Я пожала плечами, но другого выхода не находила. Единственным проходом через этот непролазный бурелом служила своеобразная арка из веток двух кустарников, поднять которую у меня не получилось, и потому отверстие дотягивалось нам лишь до пояса.

– Знаешь, – мне на ум пришла идея, которую я со страхом решилась озвучить, – на корточках пройти не получится, да я и не уверена, что ты с животом смогла бы. И на четверенькам нельзя, а то ты живот наколешь. Но, помнишь, на гимнастике в детстве нас учили ползать животом кверху?

И я наглядно продемонстрировала ей гимнастическое упражнение, не обращая внимание на нещадно колющие руки мелкие сучки и высохшие листья.

– Ты там спрячь ладони в рукава кофты, чтобы больно не было, – крикнула я Аманде с той стороны лилипутской арки, потирая ладони, в которых явно засели мелкие невидимые сухие иголки, подобно обычным занозам. Но времени жалеть себя не было, потому что я с упавшим сердцем следила за тем, как Аманда садится на землю и пытается сделать первый шаг. Живот её в расстёгнутой кофте стал похож на сточенный конус, потеряв привычную округлость. Я никогда не видела его таким, и мне стало страшно. Аманда дула себе на лицо то ли, чтобы вновь убрать с глаз надоедливый волос, то ли у неё перехватывало дыхание от натуги, то ли ей было больно. Я проклинала себя и за идею срезать путь, и за ту эквилибристику, которая непонятно чем обойдётся подруге. Тяжело выдохнув, Аманда опустилась у моих ног на землю и, освободив руки, принялась очищать от сухих острых травинок кофту, с трудом захватывая их короткими ногтями. Мои руки засаднило ещё сильнее, но я могла разглядеть на коже лишь противные чёрные точки, потому просто тёрла ладони о штаны в надежде, что сухие колючки отвалятся сами.

– Ты в порядке? – подняла на меня глаза Аманда, подтягивая к локтям рукава кофты.

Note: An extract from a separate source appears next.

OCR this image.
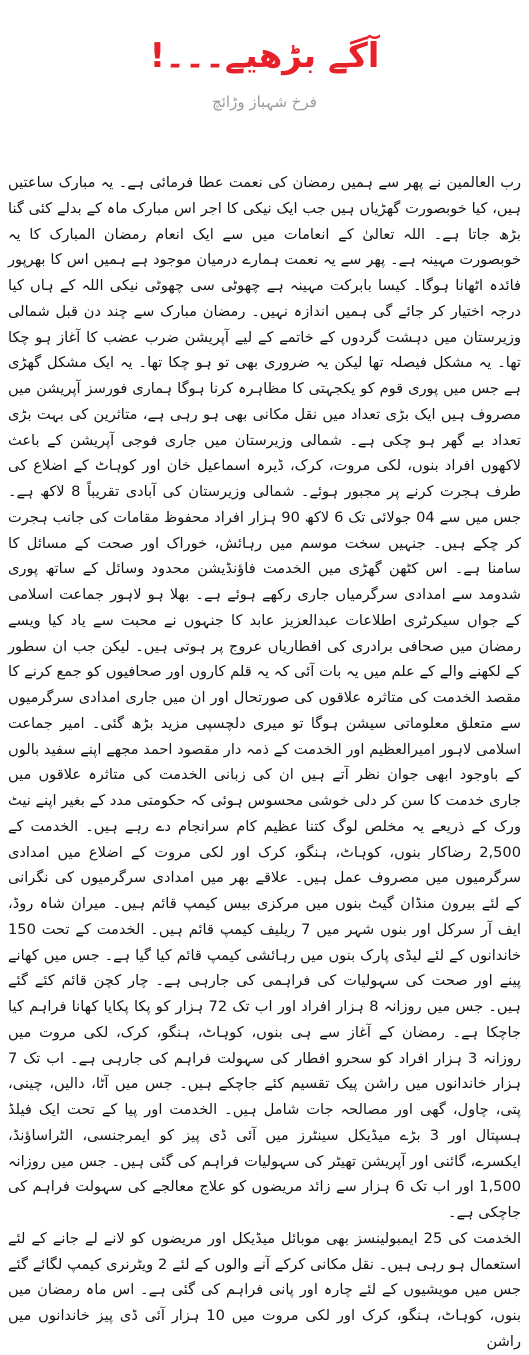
آگے بڑھیے۔۔۔!
فرخ شہباز وڑائچ

رب العالمین نے پھر سے ہمیں رمضان کی نعمت عطا فرمائی ہے۔ یہ مبارک ساعتیں ہیں، کیا خوبصورت گھڑیاں ہیں جب ایک نیکی کا اجر اس مبارک ماہ کے بدلے کئی گنا بڑھ جاتا ہے۔ اللہ تعالیٰ کے انعامات میں سے ایک انعام رمضان المبارک کا یہ خوبصورت مہینہ ہے۔ پھر سے یہ نعمت ہمارے درمیان موجود ہے ہمیں اس کا بھرپور فائدہ اٹھانا ہوگا۔ کیسا بابرکت مہینہ ہے چھوٹی سی چھوٹی نیکی اللہ کے ہاں کیا درجہ اختیار کر جائے گی ہمیں اندازہ نہیں۔ رمضان مبارک سے چند دن قبل شمالی وزیرستان میں دہشت گردوں کے خاتمے کے لیے آپریشن ضرب عضب کا آغاز ہو چکا تھا۔ یہ مشکل فیصلہ تھا لیکن یہ ضروری بھی تو ہو چکا تھا۔ یہ ایک مشکل گھڑی ہے جس میں پوری قوم کو یکجہتی کا مظاہرہ کرنا ہوگا ہماری فورسز آپریشن میں مصروف ہیں ایک بڑی تعداد میں نقل مکانی بھی ہو رہی ہے، متاثرین کی بہت بڑی تعداد بے گھر ہو چکی ہے۔ شمالی وزیرستان میں جاری فوجی آپریشن کے باعث لاکھوں افراد بنوں، لکی مروت، کرک، ڈیرہ اسماعیل خان اور کوہاٹ کے اضلاع کی طرف ہجرت کرنے پر مجبور ہوئے۔ شمالی وزیرستان کی آبادی تقریباً 8 لاکھ ہے۔ جس میں سے 04 جولائی تک 6 لاکھ 90 ہزار افراد محفوظ مقامات کی جانب ہجرت کر چکے ہیں۔ جنہیں سخت موسم میں رہائش، خوراک اور صحت کے مسائل کا سامنا ہے۔ اس کٹھن گھڑی میں الخدمت فاؤنڈیشن محدود وسائل کے ساتھ پوری شدومد سے امدادی سرگرمیاں جاری رکھے ہوئے ہے۔ بھلا ہو لاہور جماعت اسلامی کے جواں سیکرٹری اطلاعات عبدالعزیز عابد کا جنہوں نے محبت سے یاد کیا ویسے رمضان میں صحافی برادری کی افطاریاں عروج پر ہوتی ہیں۔ لیکن جب ان سطور کے لکھنے والے کے علم میں یہ بات آئی کہ یہ قلم کاروں اور صحافیوں کو جمع کرنے کا مقصد الخدمت کی متاثرہ علاقوں کی صورتحال اور ان میں جاری امدادی سرگرمیوں سے متعلق معلوماتی سیشن ہوگا تو میری دلچسپی مزید بڑھ گئی۔ امیر جماعت اسلامی لاہور امیرالعظیم اور الخدمت کے ذمہ دار مقصود احمد مجھے اپنے سفید بالوں کے باوجود ابھی جوان نظر آتے ہیں ان کی زبانی الخدمت کی متاثرہ علاقوں میں جاری خدمت کا سن کر دلی خوشی محسوس ہوئی کہ حکومتی مدد کے بغیر اپنے نیٹ ورک کے ذریعے یہ مخلص لوگ کتنا عظیم کام سرانجام دے رہے ہیں۔ الخدمت کے 2,500 رضاکار بنوں، کوہاٹ، ہنگو، کرک اور لکی مروت کے اضلاع میں امدادی سرگرمیوں میں مصروف عمل ہیں۔ علاقے بھر میں امدادی سرگرمیوں کی نگرانی کے لئے بیرون منڈان گیٹ بنوں میں مرکزی بیس کیمپ قائم ہیں۔ میران شاہ روڈ، ایف آر سرکل اور بنوں شہر میں 7 ریلیف کیمپ قائم ہیں۔ الخدمت کے تحت 150 خاندانوں کے لئے لیڈی پارک بنوں میں رہائشی کیمپ قائم کیا گیا ہے۔ جس میں کھانے پینے اور صحت کی سہولیات کی فراہمی کی جارہی ہے۔ چار کچن قائم کئے گئے ہیں۔ جس میں روزانہ 8 ہزار افراد اور اب تک 72 ہزار کو پکا پکایا کھانا فراہم کیا جاچکا ہے۔ رمضان کے آغاز سے ہی بنوں، کوہاٹ، ہنگو، کرک، لکی مروت میں روزانہ 3 ہزار افراد کو سحرو افطار کی سہولت فراہم کی جارہی ہے۔ اب تک 7 ہزار خاندانوں میں راشن پیک تقسیم کئے جاچکے ہیں۔ جس میں آٹا، دالیں، چینی، پتی، چاول، گھی اور مصالحہ جات شامل ہیں۔ الخدمت اور پیا کے تحت ایک فیلڈ ہسپتال اور 3 بڑے میڈیکل سینٹرز میں آئی ڈی پیز کو ایمرجنسی، الٹراساؤنڈ، ایکسرے، گائنی اور آپریشن تھیٹر کی سہولیات فراہم کی گئی ہیں۔ جس میں روزانہ 1,500 اور اب تک 6 ہزار سے زائد مریضوں کو علاج معالجے کی سہولت فراہم کی جاچکی ہے۔

الخدمت کی 25 ایمبولینسز بھی موبائل میڈیکل اور مریضوں کو لانے لے جانے کے لئے استعمال ہو رہی ہیں۔ نقل مکانی کرکے آنے والوں کے لئے 2 ویٹرنری کیمپ لگائے گئے جس میں مویشیوں کے لئے چارہ اور پانی فراہم کی گئی ہے۔ اس ماہ رمضان میں بنوں، کوہاٹ، ہنگو، کرک اور لکی مروت میں 10 ہزار آئی ڈی پیز خاندانوں میں راشن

Я кивнула и задала ей тот же вопрос.

– Всё хорошо, – отозвалась она, но я-то слышала шумное дыхание и видела растопыренные пальцы на вздымающемся животе. Только понять, насколько Аманде плохо, мне было не дано, но то, что она продолжала сидеть и не поднималась, наводило меня на плохие мысли. Не знаю, каким взглядом я смотрела на неё, но вдруг Аманда почти что резко вскочила, но только в самом конце дёрнулась и схватила меня за плечо, чтобы удержать равновесие. Я машинально ухватилась за её локоть, хотя рука скользнула мимо, и если бы Аманда действительно падала, то удержать её у меня бы не получилось.

– Всё хорошо, – сказала она и отступила на шаг, словно боялась, что я вновь попытаюсь дотронуться до неё.

Она имела полное право на меня злиться. Я посмотрела вперёд и поняла, что склон начал уходить вниз ещё круче и спускаться по нему стало слишком опасно, потому что редкие низкие кустарники, за которые можно бы было ухватиться, были разбросаны слишком далеко друг от друга.

– Ты не виновата, – вдруг услышала я за спиной голос Аманды и даже вздрогнула, – я вообще-то сама пошла. Мне кажется, что мы бы уже спустились по дороге, а сейчас… Я даже не представляю, куда нам идти дальше, и сеть… Опять нет сети, чтобы посмотреть карту… Пойдём вдоль склона, что нам остаётся!

И она пошла, только почти сразу остановилась и стала учащенно дышать, держа живот обеими руками. Я побоялась подойти и замерла в отдалении.

– Только Брекстонов не хватало. Без подготовки мы столько прошли…

Я стала вглядываться в даль, но кустарники скрывали от нас дорожки, окольцовывавшие гору, а те, что были выше и доступны обзору, оказались безлюдны. Да и если бы были на них люди, то чем они могли нам помочь? Как ни крути, а идти нам надо своими ногами. Только непонятно как долго и, главное, в каком направлении.

– Может, вернёмся? – осенило меня; собственно вернуться надо было у той чёртовой арки, которую нам пришлось преодолевать ползком.

– Нет, – отозвалась глухо Аманда. – Всегда надо идти вперёд, тогда куда-нибудь придёшь, а пути назад мы всё равно не знаем, а впереди хотя бы зарослей нет, а эти должны же закончиться когда-нибудь.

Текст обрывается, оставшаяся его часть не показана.